I don't know if you know that there is a symptom called speech phobia, just like Meng Xiaojun played by Deng Chao in "Chinese Partner", who thinks he is full of strategies, but he is seriously stage fright after taking office. This example shows that it is possible for many people to be too nervous to speak on stage. Symptoms usually include trembling, rapid heartbeat, shortness of breath, stuttering, forgetting words, etc.

I've been in this situation several times myself. Once, in order to prepare for the recitation contest, I recited and rehearsed every day. I thought I had a plan, but I forgot my words on the spot, which led to my direct elimination.

I was already very nervous when I lined up for admission. My palms are sweating with nervousness. At that time, I took a deep breath again and again, telling myself not to be nervous and forcing my attention to recite.
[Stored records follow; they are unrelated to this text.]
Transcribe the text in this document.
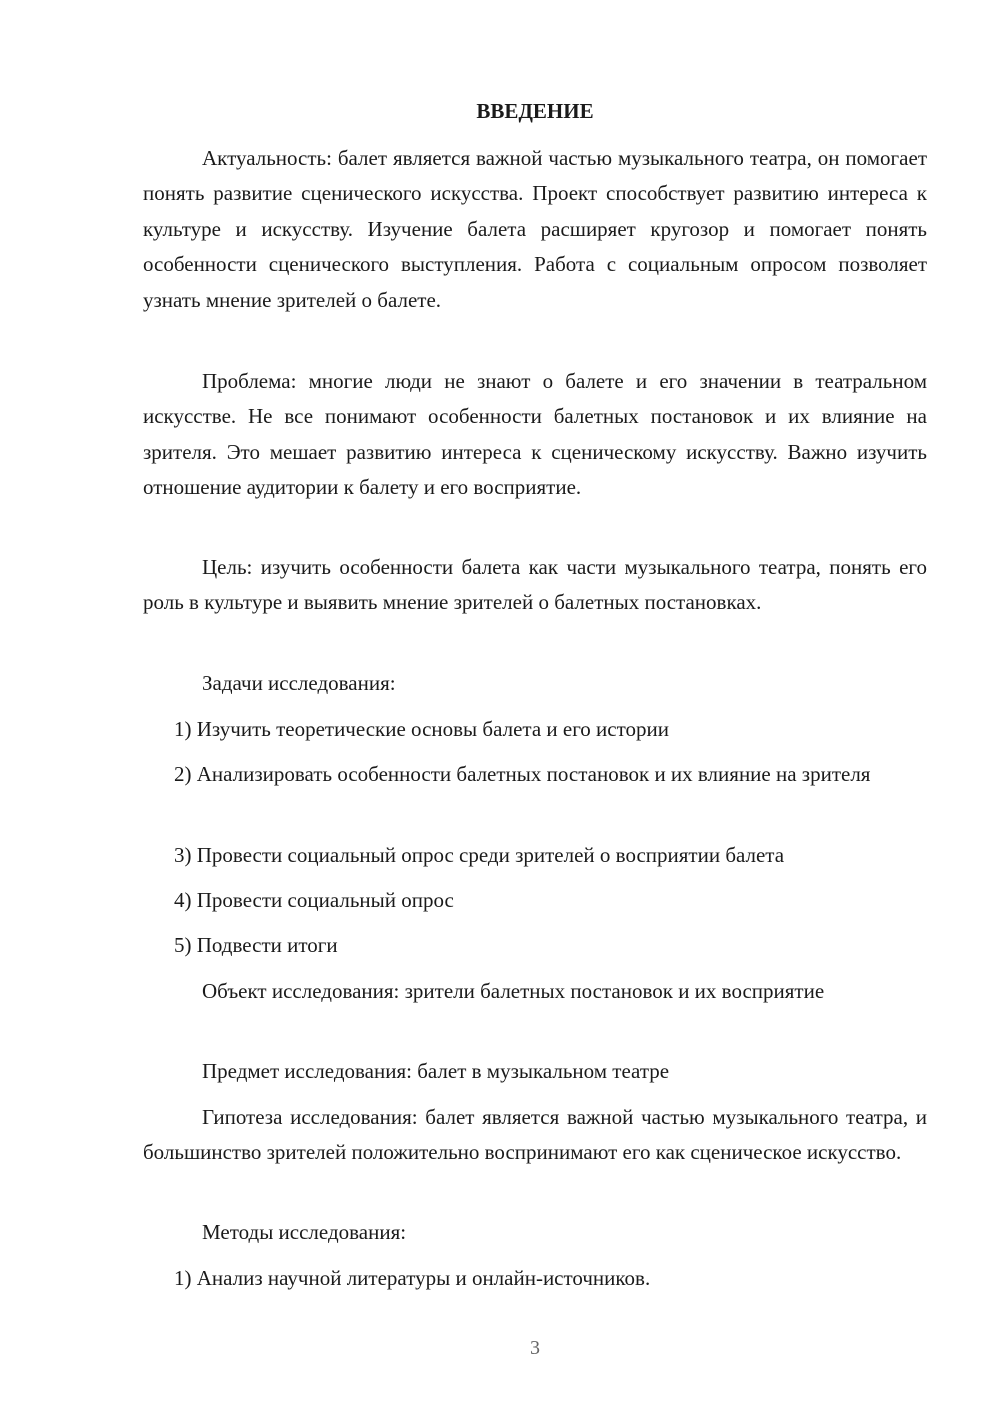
ВВЕДЕНИЕ

Актуальность: балет является важной частью музыкального театра, он помогает понять развитие сценического искусства. Проект способствует развитию интереса к культуре и искусству. Изучение балета расширяет кругозор и помогает понять особенности сценического выступления. Работа с социальным опросом позволяет узнать мнение зрителей о балете.

Проблема: многие люди не знают о балете и его значении в театральном искусстве. Не все понимают особенности балетных постановок и их влияние на зрителя. Это мешает развитию интереса к сценическому искусству. Важно изучить отношение аудитории к балету и его восприятие.

Цель: изучить особенности балета как части музыкального театра, понять его роль в культуре и выявить мнение зрителей о балетных постановках.

Задачи исследования:

1) Изучить теоретические основы балета и его истории

2) Анализировать особенности балетных постановок и их влияние на зрителя

3) Провести социальный опрос среди зрителей о восприятии балета

4) Провести социальный опрос

5) Подвести итоги

Объект исследования: зрители балетных постановок и их восприятие

Предмет исследования: балет в музыкальном театре

Гипотеза исследования: балет является важной частью музыкального театра, и большинство зрителей положительно воспринимают его как сценическое искусство.

Методы исследования:

1) Анализ научной литературы и онлайн-источников.

3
I recited it again and again, but suddenly I found that my brain was almost blank! This makes me even less confident to finish the performance. The actual situation proves that when a person is nervous to a certain extent, those so-called adjustment methods are useless! However, my friends went with me at that time. In order to calm down, win their approval and make myself look less timid, I deliberately show a relaxed look in front of my friends. In fact, I know my face is so stiff that I can hardly make a natural expression.

After I stepped down, I blushed and felt ashamed of myself. My friend came to comfort me. I fought back my emotions, told them it was okay and waved away, but obviously my legs down the steps were out of control.

In fact, considering the situation at that time, I can probably understand why there was such a reaction. This incident is not as simple as failure and forgetting words, but actually a manifestation of phobia, or an emotional disorder. Most of them are related to self-distrust and emotional forbearance. Because I want to be good too much, I have a mental burden. I can't let go because I don't want to lose face in front of my friends. When the executor focuses on how to do it well, it is actually wrong.

In this case, my way at present is to make full preparations and take the manuscript with me. This step is equivalent to giving yourself a reassurance. Then with actual combat, it will naturally increase the experience of improvisation. The most important thing is not afraid of shame, dare to admit your own level and defects, and dare to show your true self. It takes a long time for a person's psychological formation, and it is extremely difficult to change it. Overcoming one's own psychology is a project. Being good at summing up experience can defeat demons step by step.